The 1st Maintenance Battalion is a battalion of the United States Marine Corps that provides intermediate-level maintenance for the I Marine Expeditionary Force's tactical ordnance, engineer, motor transport, communications electronics and general support ground equipment. The Marines and Sailors of 1st Maintenance Battalion are regularly assigned and deployed around the world with command elements that deliver tactical logistics support to I MEF units. The command is based out of Camp Las Pulgas, Marine Corps Base Camp Pendleton, California, and is organized under the command of the 1st Combat Readiness Regiment/1st Marine Logistics Group.

==Subordinate units==
- Headquarters and Service Company (HSC)
- Tactical Maintenance Company (TMC)
- Ordnance Maintenance Company (OMC)
- Electronics Maintenance Company (ELMACO)
- Combat Logistics Company 16 (CLC-16)

==Mission==
Provide intermediate level maintenance support, to include wheeled and tracked vehicle recovery, salvage and disposal, and general maintenance support, for I MEF's ground equipment in order to improve and sustain MAGTF's combat power. Provide Secondary Reparable Management, including inventory management, storage, financial accounting, and maintenance for secondary and low-density repairables.

==History==
===Organization===
Maintenance Company, 1st Combat Service Group was commissioned on October 1, 1947 at Marine Corps Logistics Base Barstow, California.

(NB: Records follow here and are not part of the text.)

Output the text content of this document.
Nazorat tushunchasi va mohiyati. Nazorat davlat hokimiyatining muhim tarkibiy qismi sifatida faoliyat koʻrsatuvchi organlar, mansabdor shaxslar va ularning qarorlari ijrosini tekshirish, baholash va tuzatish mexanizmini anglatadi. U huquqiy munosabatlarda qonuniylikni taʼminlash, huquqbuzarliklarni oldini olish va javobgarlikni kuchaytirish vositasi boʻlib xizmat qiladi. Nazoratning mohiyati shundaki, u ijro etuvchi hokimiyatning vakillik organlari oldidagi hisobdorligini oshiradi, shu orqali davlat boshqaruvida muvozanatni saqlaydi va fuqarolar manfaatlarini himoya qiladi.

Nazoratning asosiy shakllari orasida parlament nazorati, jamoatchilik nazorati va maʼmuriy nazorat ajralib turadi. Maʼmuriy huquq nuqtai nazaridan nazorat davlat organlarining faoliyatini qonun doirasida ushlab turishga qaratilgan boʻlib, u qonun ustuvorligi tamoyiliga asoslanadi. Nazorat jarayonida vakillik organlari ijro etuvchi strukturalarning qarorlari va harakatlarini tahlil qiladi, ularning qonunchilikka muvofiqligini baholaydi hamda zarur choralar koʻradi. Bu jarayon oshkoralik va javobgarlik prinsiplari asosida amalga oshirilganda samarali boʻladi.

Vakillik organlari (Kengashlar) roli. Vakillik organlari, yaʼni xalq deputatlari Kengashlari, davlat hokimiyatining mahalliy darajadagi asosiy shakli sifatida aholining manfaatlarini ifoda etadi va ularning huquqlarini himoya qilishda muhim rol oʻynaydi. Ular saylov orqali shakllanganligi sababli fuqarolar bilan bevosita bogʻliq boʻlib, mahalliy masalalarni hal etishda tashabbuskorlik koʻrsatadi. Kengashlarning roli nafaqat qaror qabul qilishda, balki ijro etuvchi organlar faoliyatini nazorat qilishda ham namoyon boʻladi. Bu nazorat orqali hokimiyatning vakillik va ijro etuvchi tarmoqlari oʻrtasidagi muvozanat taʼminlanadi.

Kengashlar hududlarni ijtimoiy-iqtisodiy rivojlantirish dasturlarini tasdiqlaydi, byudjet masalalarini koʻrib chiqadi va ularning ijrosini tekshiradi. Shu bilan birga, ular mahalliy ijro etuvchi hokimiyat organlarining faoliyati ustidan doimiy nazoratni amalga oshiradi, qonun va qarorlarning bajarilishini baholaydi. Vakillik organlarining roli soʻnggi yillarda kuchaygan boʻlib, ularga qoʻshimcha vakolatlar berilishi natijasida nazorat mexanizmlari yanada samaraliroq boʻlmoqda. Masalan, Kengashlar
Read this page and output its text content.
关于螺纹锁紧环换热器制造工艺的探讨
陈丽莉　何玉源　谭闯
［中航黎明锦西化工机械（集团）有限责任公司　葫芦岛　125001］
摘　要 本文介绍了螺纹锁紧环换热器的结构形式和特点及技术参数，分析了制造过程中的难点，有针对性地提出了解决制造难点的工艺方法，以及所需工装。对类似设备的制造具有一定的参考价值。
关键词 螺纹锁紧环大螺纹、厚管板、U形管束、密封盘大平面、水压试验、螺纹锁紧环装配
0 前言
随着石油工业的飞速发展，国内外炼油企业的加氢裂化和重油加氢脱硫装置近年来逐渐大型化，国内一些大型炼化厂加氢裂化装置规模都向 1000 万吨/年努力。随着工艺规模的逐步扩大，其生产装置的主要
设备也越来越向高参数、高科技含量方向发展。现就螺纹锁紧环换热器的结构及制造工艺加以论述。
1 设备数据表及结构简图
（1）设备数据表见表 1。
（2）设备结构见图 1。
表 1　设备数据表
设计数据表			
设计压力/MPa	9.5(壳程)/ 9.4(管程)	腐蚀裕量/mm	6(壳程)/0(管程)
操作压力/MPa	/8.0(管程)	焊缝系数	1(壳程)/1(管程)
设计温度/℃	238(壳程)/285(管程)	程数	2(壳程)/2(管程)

The battalion relocated to MCB Camp Pendleton, California during October 1947.

===Korean War - 1964===
- Deployed During August 1950 To Kobe, Japan
- Redeployed During September 1950 To Inchon, Korea
- Participated in the Korean War, Operating From Inchon-Seoul, Chosin Reservoir, East Central Front, And Western Front
- Deactivated 19 April 1953
- Reactivated 2 July 1953 at Camp Pendleton, California as Motor Transport Support Battalion, 1st Combat Service Group, Service Command, Fleet Marine Force
- Redesignated 15 October 1954 As Maintenance Company, 1st Combat Service Group, Service Command, Fleet Marine Force
- Redesignated 30 December 1955 As Maintenance Company, 1st Combat Service Group, Fleet Marine Force
- Redesignated 1 April 1956 As Maintenance Battalion, 1st Combat Service Group, Fleet Marine Force
- Redesignated 1 March 1957 As Material Supply and Maintenance Battalion, 1st Force Service Regiment, Fleet Marine Force
- Redesignated 1 September 1964 As Maintenance Battalion, 1st Force Service Regiment, Fleet Marine Force

===Vietnam War through 2002===
- Redesignated 15 February 1967 As Maintenance Battalion, 1st Force Service Regiment, Force Logistic Command, Fleet Marine Force
- Participated in The War in Vietnam, February 1967 - April 1971, Operating from Da Nang
- Redesignated 23 April 1971 As Maintenance Battalion, 1st Force Service Regiment, Fleet Marine Force and Relocated to Camp Pendleton, California
- Redesignated 30 March 1976 As 1st Maintenance Battalion, 1st Force Service Support Group, Fleet Marine Force
- Participated in Operations Desert Shield and Desert Storm, Southwest Asia, 1990-1991
- Participated in Operation Restore Hope, Somalia, December 1992-March 1993
- Numerous Elements Participated in Support of Contingency Operations from 1993-2002

===Iraq, Afghanistan, and current operations===
- Deployed to Kuwait in January 2003 in build-up and support of Operation Iraqi Freedom
- Participated in Operation Iraqi Freedom, Iraq, March–July 2003
- Participated in Operation Iraqi Freedom, Iraq, February 2004-September 2004
- Participated in Operation Iraqi Freedom, Iraq, October 2008-March 2009
- Participated in Operation Enduring Freedom, Afghanistan, April–August 2012

On 26 September 2014, 1st Maintenance Battalion was selected as the winner of the Secretary of Defense Field-level Maintenance Award in the large category. The awards was presented to the winners on November 18, 2014, in the Sheraton Birmingham Hotel, Birmingham, Alabama, during the awards ceremony that is part of the 2014 DoD Maintenance Symposium.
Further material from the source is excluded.